While I wouldn’t try camouflaging this chili to your family as your regular standby, I can promise you that the addition of pumpkin can be our secret.
Slightly adapted from Peapod
Makes: 4 servings
1 tablespoon olive oil
1 pound extra lean ground turkey
1 medium white onion, chopped
1 jalapeno, finely diced (take out seeds and ribs if you like less spice)
3 garlic cloves, minced
3 tablespoons chili powder
1 1/2 teaspoons cumin
1/4 teaspoon red cayenne pepper, optional (leave out if you prefer it less spicy)
1/8 teaspoon ground cinnamon
1/8 teaspoon ground cloves
1 teaspoon salt, plus more to taste
freshly ground black pepper
2 tablespoons pure maple syrup
1 medium sweet potato, diced
1 (28 oz) can tomatoes, diced
2 cups low sodium chicken broth (1 14.5 oz can)
1 (15 oz) can pumpkin puree
1 (15 oz) can black beans, rinsed and drained
Toppings: cilantro, sour cream, guacamole, cheddar cheese, oyster crackers
1. Place olive oil in a large pot over medium high heat. Once oil is hot, add in onion, jalapenos and garlic. Stir and cook 2 minutes, then add in turkey, gently breaking up the meat and cooking until brown (about 5 minutes).

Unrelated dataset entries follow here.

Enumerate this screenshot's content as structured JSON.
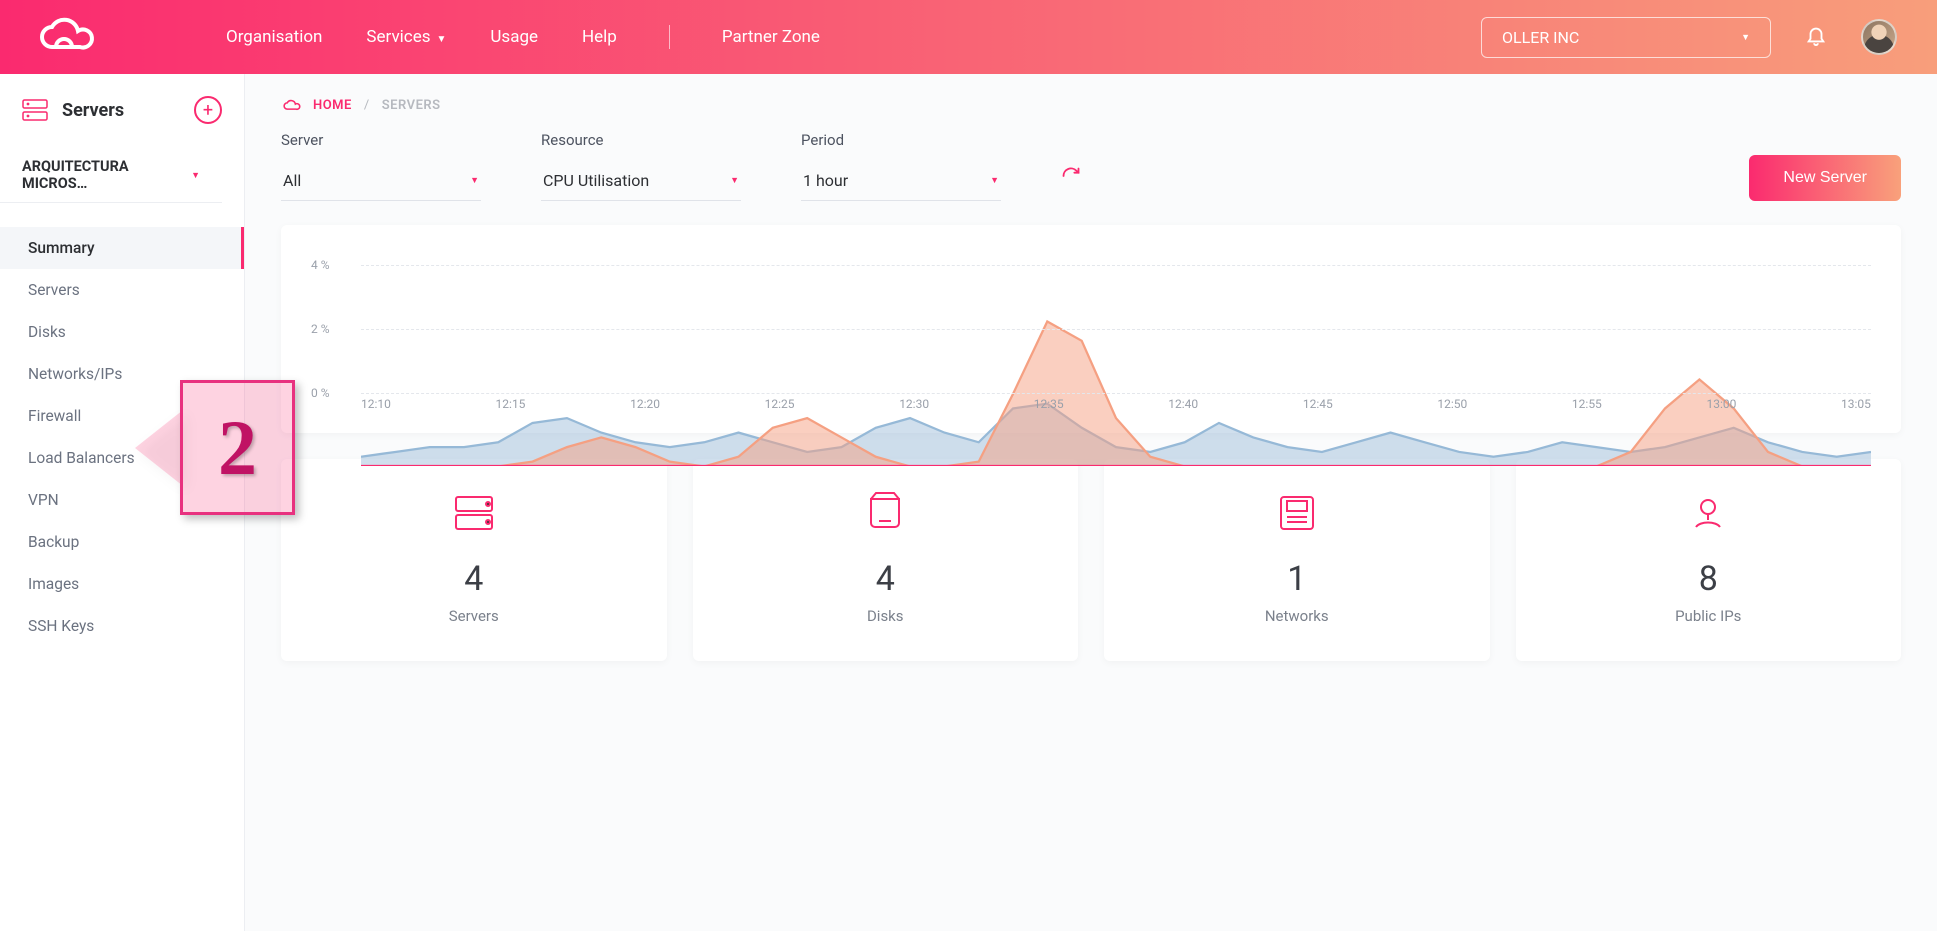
{
  "colors": {
    "header_gradient_from": "#fa2a6f",
    "header_gradient_to": "#f89e7b",
    "accent": "#fa2a6f",
    "button_gradient_from": "#fa2a6f",
    "button_gradient_to": "#f9a17b",
    "text_primary": "#2d2f33",
    "text_muted": "#6b7280",
    "card_bg": "#ffffff",
    "page_bg": "#fafbfc",
    "grid_color": "#e4e7ec",
    "series_blue_fill": "rgba(150,185,215,0.45)",
    "series_blue_stroke": "#96b9d7",
    "series_orange_fill": "rgba(245,160,130,0.5)",
    "series_orange_stroke": "#f5a082",
    "annot_border": "#e8317f",
    "annot_fill": "rgba(252,54,117,0.22)",
    "annot_text": "#c01364"
  },
  "header": {
    "nav": {
      "organisation": "Organisation",
      "services": "Services",
      "usage": "Usage",
      "help": "Help",
      "partner_zone": "Partner Zone"
    },
    "org_selector_value": "OLLER INC"
  },
  "sidebar": {
    "title": "Servers",
    "org_name": "ARQUITECTURA MICROS…",
    "items": [
      {
        "id": "summary",
        "label": "Summary",
        "active": true
      },
      {
        "id": "servers",
        "label": "Servers",
        "active": false
      },
      {
        "id": "disks",
        "label": "Disks",
        "active": false
      },
      {
        "id": "networks",
        "label": "Networks/IPs",
        "active": false
      },
      {
        "id": "firewall",
        "label": "Firewall",
        "active": false
      },
      {
        "id": "lb",
        "label": "Load Balancers",
        "active": false
      },
      {
        "id": "vpn",
        "label": "VPN",
        "active": false
      },
      {
        "id": "backup",
        "label": "Backup",
        "active": false
      },
      {
        "id": "images",
        "label": "Images",
        "active": false
      },
      {
        "id": "ssh",
        "label": "SSH Keys",
        "active": false
      }
    ]
  },
  "breadcrumb": {
    "home": "HOME",
    "current": "SERVERS"
  },
  "controls": {
    "server": {
      "label": "Server",
      "value": "All"
    },
    "resource": {
      "label": "Resource",
      "value": "CPU Utilisation"
    },
    "period": {
      "label": "Period",
      "value": "1 hour"
    }
  },
  "new_server_button": "New Server",
  "chart": {
    "type": "area",
    "ylim": [
      0,
      4.5
    ],
    "y_ticks": [
      {
        "value": 0,
        "label": "0 %"
      },
      {
        "value": 2,
        "label": "2 %"
      },
      {
        "value": 4,
        "label": "4 %"
      }
    ],
    "x_labels": [
      "12:10",
      "12:15",
      "12:20",
      "12:25",
      "12:30",
      "12:35",
      "12:40",
      "12:45",
      "12:50",
      "12:55",
      "13:00",
      "13:05"
    ],
    "series": [
      {
        "name": "blue",
        "points": [
          0.2,
          0.3,
          0.4,
          0.4,
          0.5,
          0.9,
          1.0,
          0.7,
          0.5,
          0.4,
          0.5,
          0.7,
          0.5,
          0.3,
          0.4,
          0.8,
          1.0,
          0.7,
          0.5,
          1.2,
          1.3,
          0.8,
          0.4,
          0.3,
          0.5,
          0.9,
          0.6,
          0.4,
          0.3,
          0.5,
          0.7,
          0.5,
          0.3,
          0.2,
          0.3,
          0.5,
          0.4,
          0.3,
          0.4,
          0.6,
          0.8,
          0.5,
          0.3,
          0.2,
          0.3
        ]
      },
      {
        "name": "orange",
        "points": [
          0.0,
          0.0,
          0.0,
          0.0,
          0.0,
          0.1,
          0.4,
          0.6,
          0.4,
          0.1,
          0.0,
          0.2,
          0.8,
          1.0,
          0.6,
          0.2,
          0.0,
          0.0,
          0.1,
          1.5,
          3.0,
          2.6,
          1.0,
          0.2,
          0.0,
          0.0,
          0.0,
          0.0,
          0.0,
          0.0,
          0.0,
          0.0,
          0.0,
          0.0,
          0.0,
          0.0,
          0.0,
          0.3,
          1.2,
          1.8,
          1.2,
          0.3,
          0.0,
          0.0,
          0.0
        ]
      }
    ]
  },
  "stats": [
    {
      "id": "servers",
      "value": "4",
      "label": "Servers"
    },
    {
      "id": "disks",
      "value": "4",
      "label": "Disks"
    },
    {
      "id": "networks",
      "value": "1",
      "label": "Networks"
    },
    {
      "id": "public_ips",
      "value": "8",
      "label": "Public IPs"
    }
  ],
  "annotation": {
    "number": "2"
  }
}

2. Add all of the spices to meat: chili powder, cumin, cayenne pepper, cinnamon, cloves, salt and pepper. Stir to combine and cook 30 seconds longer then transfer to a slow cooker.

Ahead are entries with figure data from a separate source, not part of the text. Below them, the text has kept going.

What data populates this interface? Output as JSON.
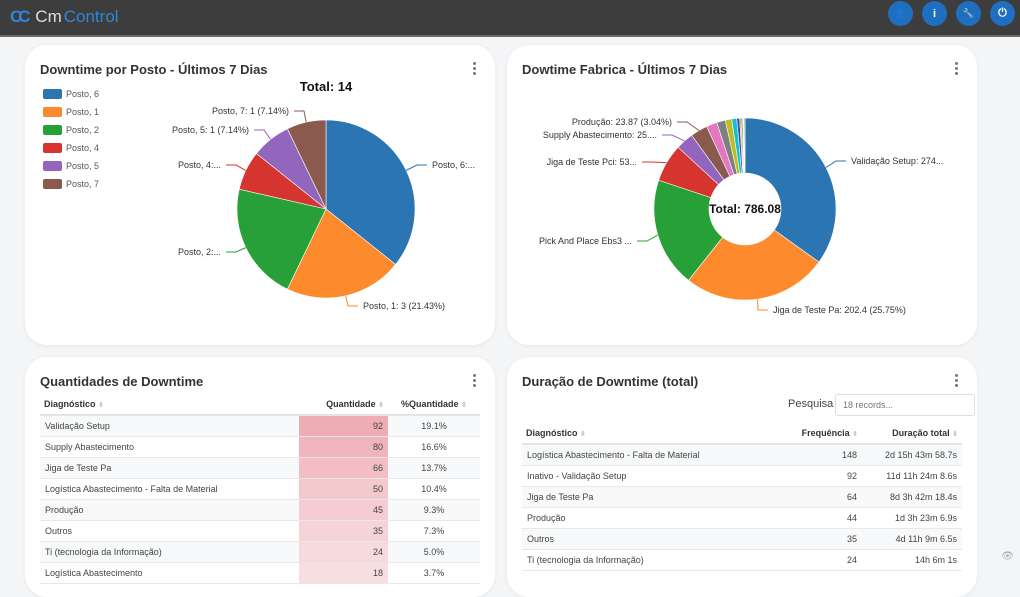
{
  "app": {
    "logo_prefix": "Cm",
    "logo_suffix": "Control",
    "header_buttons": [
      {
        "icon": "user-icon",
        "glyph": "👤"
      },
      {
        "icon": "info-icon",
        "glyph": "i"
      },
      {
        "icon": "wrench-icon",
        "glyph": "🔧"
      },
      {
        "icon": "power-icon",
        "glyph": "⏻"
      }
    ]
  },
  "chart_data": [
    {
      "type": "pie",
      "title": "Downtime por Posto - Últimos 7 Dias",
      "center_label": "Total: 14",
      "legend_position": "left",
      "categories": [
        "Posto, 6",
        "Posto, 1",
        "Posto, 2",
        "Posto, 4",
        "Posto, 5",
        "Posto, 7"
      ],
      "values": [
        5,
        3,
        3,
        1,
        1,
        1
      ],
      "colors": [
        "#2c75b3",
        "#fd8a2c",
        "#28a038",
        "#d6352f",
        "#9366bd",
        "#8a5a4e"
      ],
      "data_labels": [
        "Posto, 6:...",
        "Posto, 1: 3 (21.43%)",
        "Posto, 2:...",
        "Posto, 4:...",
        "Posto, 5: 1 (7.14%)",
        "Posto, 7: 1 (7.14%)"
      ]
    },
    {
      "type": "pie",
      "variant": "donut",
      "title": "Dowtime Fabrica - Últimos 7 Dias",
      "center_label": "Total: 786.08",
      "categories": [
        "Validação Setup",
        "Jiga de Teste Pa",
        "Pick And Place Ebs3",
        "Jiga de Teste Pci",
        "Supply Abastecimento",
        "Produção",
        "",
        "",
        "",
        "",
        "",
        "",
        "",
        "",
        "",
        ""
      ],
      "values": [
        274.4,
        202.4,
        153,
        53,
        25,
        23.87,
        15,
        12,
        9,
        7,
        4,
        2,
        2,
        1,
        1,
        1.41
      ],
      "colors": [
        "#2c75b3",
        "#fd8a2c",
        "#28a038",
        "#d6352f",
        "#9366bd",
        "#8a5a4e",
        "#e377c2",
        "#7f7f7f",
        "#bcbd22",
        "#17becf",
        "#2c4fb3",
        "#fd8a2c",
        "#28a038",
        "#d6352f",
        "#9366bd",
        "#8a5a4e"
      ],
      "data_labels": [
        "Validação Setup: 274...",
        "Jiga de Teste Pa: 202.4 (25.75%)",
        "Pick And Place Ebs3 ...",
        "Jiga de Teste Pci: 53...",
        "Supply Abastecimento: 25....",
        "Produção: 23.87 (3.04%)",
        "",
        "",
        "",
        "",
        "",
        "",
        "",
        "",
        "",
        ""
      ]
    }
  ],
  "qty": {
    "title": "Quantidades de Downtime",
    "headers": [
      "Diagnóstico",
      "Quantidade",
      "%Quantidade"
    ],
    "rows": [
      [
        "Validação Setup",
        "92",
        "19.1%"
      ],
      [
        "Supply Abastecimento",
        "80",
        "16.6%"
      ],
      [
        "Jiga de Teste Pa",
        "66",
        "13.7%"
      ],
      [
        "Logística Abastecimento - Falta de Material",
        "50",
        "10.4%"
      ],
      [
        "Produção",
        "45",
        "9.3%"
      ],
      [
        "Outros",
        "35",
        "7.3%"
      ],
      [
        "Ti (tecnologia da Informação)",
        "24",
        "5.0%"
      ],
      [
        "Logística Abastecimento",
        "18",
        "3.7%"
      ]
    ]
  },
  "dur": {
    "title": "Duração de Downtime (total)",
    "search_label": "Pesquisa",
    "search_placeholder": "18 records...",
    "headers": [
      "Diagnóstico",
      "Frequência",
      "Duração total"
    ],
    "rows": [
      [
        "Logística Abastecimento - Falta de Material",
        "148",
        "2d 15h 43m 58.7s"
      ],
      [
        "Inativo - Validação Setup",
        "92",
        "11d 11h 24m 8.6s"
      ],
      [
        "Jiga de Teste Pa",
        "64",
        "8d 3h 42m 18.4s"
      ],
      [
        "Produção",
        "44",
        "1d 3h 23m 6.9s"
      ],
      [
        "Outros",
        "35",
        "4d 11h 9m 6.5s"
      ],
      [
        "Ti (tecnologia da Informação)",
        "24",
        "14h 6m 1s"
      ]
    ]
  }
}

3. Add the remaining ingredients to the slow cooker: maple syrup, diced sweet potato, diced tomatoes, chicken broth, pumpkin puree and black beans. Stir until well combined.
4. Cover and cook for 6-7 hours on low or 2-3 hours on high.
5. Once chili is done, distribute into bowls and top with toppings such as cilantro, Greek yogurt and cheddar cheese. (My favorite is sharp cheddar!).
6. Makes 4 servings. Double the recipe for a crowd!